Top 5 things to do in Cuenca

I spent a month in the city of Cuenca in the highlands of Ecuador. Its centre is designated as a UNESCO World Heritage site due to an abundance of beautiful colonial buildings. However, even looking away from the city at the surrounding imposing mountains may leave you awe-struck. Here are my top recommendations for a day or two in Cuenca.

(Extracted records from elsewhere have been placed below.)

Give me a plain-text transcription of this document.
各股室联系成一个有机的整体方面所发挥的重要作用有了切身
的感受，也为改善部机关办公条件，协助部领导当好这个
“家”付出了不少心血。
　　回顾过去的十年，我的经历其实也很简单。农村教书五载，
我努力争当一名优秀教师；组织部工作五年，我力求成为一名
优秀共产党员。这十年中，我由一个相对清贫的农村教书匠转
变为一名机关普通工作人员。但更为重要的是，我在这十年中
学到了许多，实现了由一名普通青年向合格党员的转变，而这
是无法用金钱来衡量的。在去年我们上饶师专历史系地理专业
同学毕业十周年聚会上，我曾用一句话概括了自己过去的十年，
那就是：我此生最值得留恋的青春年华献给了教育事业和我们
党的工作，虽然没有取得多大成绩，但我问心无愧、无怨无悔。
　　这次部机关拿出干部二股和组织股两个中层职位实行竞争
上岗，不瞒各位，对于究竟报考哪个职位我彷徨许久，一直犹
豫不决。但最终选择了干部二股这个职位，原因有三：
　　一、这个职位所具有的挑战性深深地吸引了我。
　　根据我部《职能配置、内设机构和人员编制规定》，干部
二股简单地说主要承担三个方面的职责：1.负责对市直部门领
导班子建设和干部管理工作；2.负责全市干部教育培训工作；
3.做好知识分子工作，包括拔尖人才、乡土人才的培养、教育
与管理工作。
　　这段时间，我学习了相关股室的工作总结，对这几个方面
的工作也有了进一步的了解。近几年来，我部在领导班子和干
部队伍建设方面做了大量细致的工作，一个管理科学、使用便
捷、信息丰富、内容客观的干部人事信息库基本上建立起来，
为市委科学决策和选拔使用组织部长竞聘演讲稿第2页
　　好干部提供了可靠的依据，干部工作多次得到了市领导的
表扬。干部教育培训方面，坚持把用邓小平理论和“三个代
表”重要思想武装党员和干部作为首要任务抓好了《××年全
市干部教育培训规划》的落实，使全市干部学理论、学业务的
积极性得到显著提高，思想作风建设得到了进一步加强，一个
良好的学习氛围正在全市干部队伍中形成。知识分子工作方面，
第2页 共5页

The New Cathedral at Plaza Calderón

Catedral de la Inmaculada Concepción aka The New Cathedral at Plaza Calderón

Plaza Calderón

This is the centre of Cuenca, the beating heart of the city. Plaza Calderón is a beautiful square dotted with trees and benches perfect for watching the world go by. Shoe-shining kids will nag for work, ice-cream sellers serve passers-by and elderly men gather to chat. Traditionally dressed women in Panama hats, colourful skirts, long plaited hair and carrying their child or groceries on their back will stride by every few minutes. The square is bordered by the small white Old Cathedral on one side and the large New Cathedral on the other.

Shrunken head. Source

Shrunken head. Source.

Pumapungo Museum

A short walk from the centre of Cuenca the Pumapungo museum serves as a fantastic overview of Ecuadorian culture, showcasing the traditional lifestyles and dress of different indigenous groups within the country. For me the most fascinating, yet gruesome, display was the collection of tsantas, shrunken human heads. The Shuar tribe would take the head of defeated enemies, cut the skin away from the skull and tan it like a hide. Inserting hot rocks and sand would cause the skin to shrink and dry out while keeping the features intact. The deceased’s hair is kept attached, while their mouth is sewn shut. The museum also houses the ruins of Tomebamba, the original city that Cuenca is built on, where you can also get up close to a few of the resident llamas.

View of Cuenca from the Mirador de Turi

View of Cuenca from the Mirador de Turi

Mirador de Turi

If you want a great view of the city then the Mirador de Turi is the place to go. A tiring walk up lots of steps or just jump on the open top bus tour from the central square Plaza Calderón. For $5 you get a narrated tour of the city plus a taste of canelazo, a traditional hot drink made of sugar cane alcohol and cinnamon.

Río Tomebamba

Río Tomebamba

Río Tomebamba

Take a stroll along one of the rivers that forms part of the city’s official name, Santa Ana de los cuatro ríos de Cuenca. The Tomebamba divides the city into new and old, but numerous bridges and pathways on both sides make this a pleasant place to walk or sit on the grass banks for a picnic.

Cuy spit-roasting over coals.

Cuy spit-roasting over coals.

Eat cuy

Cuenca is well-known as being one of the best places to try the local delicacy of guinea pig, known as cuy. You’ll see the little fellas skinned and impaled on sticks as they are spit-roasted over coals. I found the meat to be quite greasy, yet pretty tasty with lovely crispy skin. If you can get past the fact that you’re eating a beloved childhood pet then teamed with mote (corn) and potatoes it will make a filling meal for two.


Posted on April 19, 2014, in Ecuador, South America and tagged , , , , , , , , . Bookmark the permalink. 2 Comments.

  1. I have been wanting to visit Cuenca and more of Ecuador since I visited Quito and Otavalo. Did you like it? Was there much to do other than these attractions?

    • It’s a small city so there isn’t a huge amount to do, but I would definitely recommend a visit. Not only is it a lovely city, it’s also a good base for visiting Cajas National Park and Ingapirca (Inca ruins).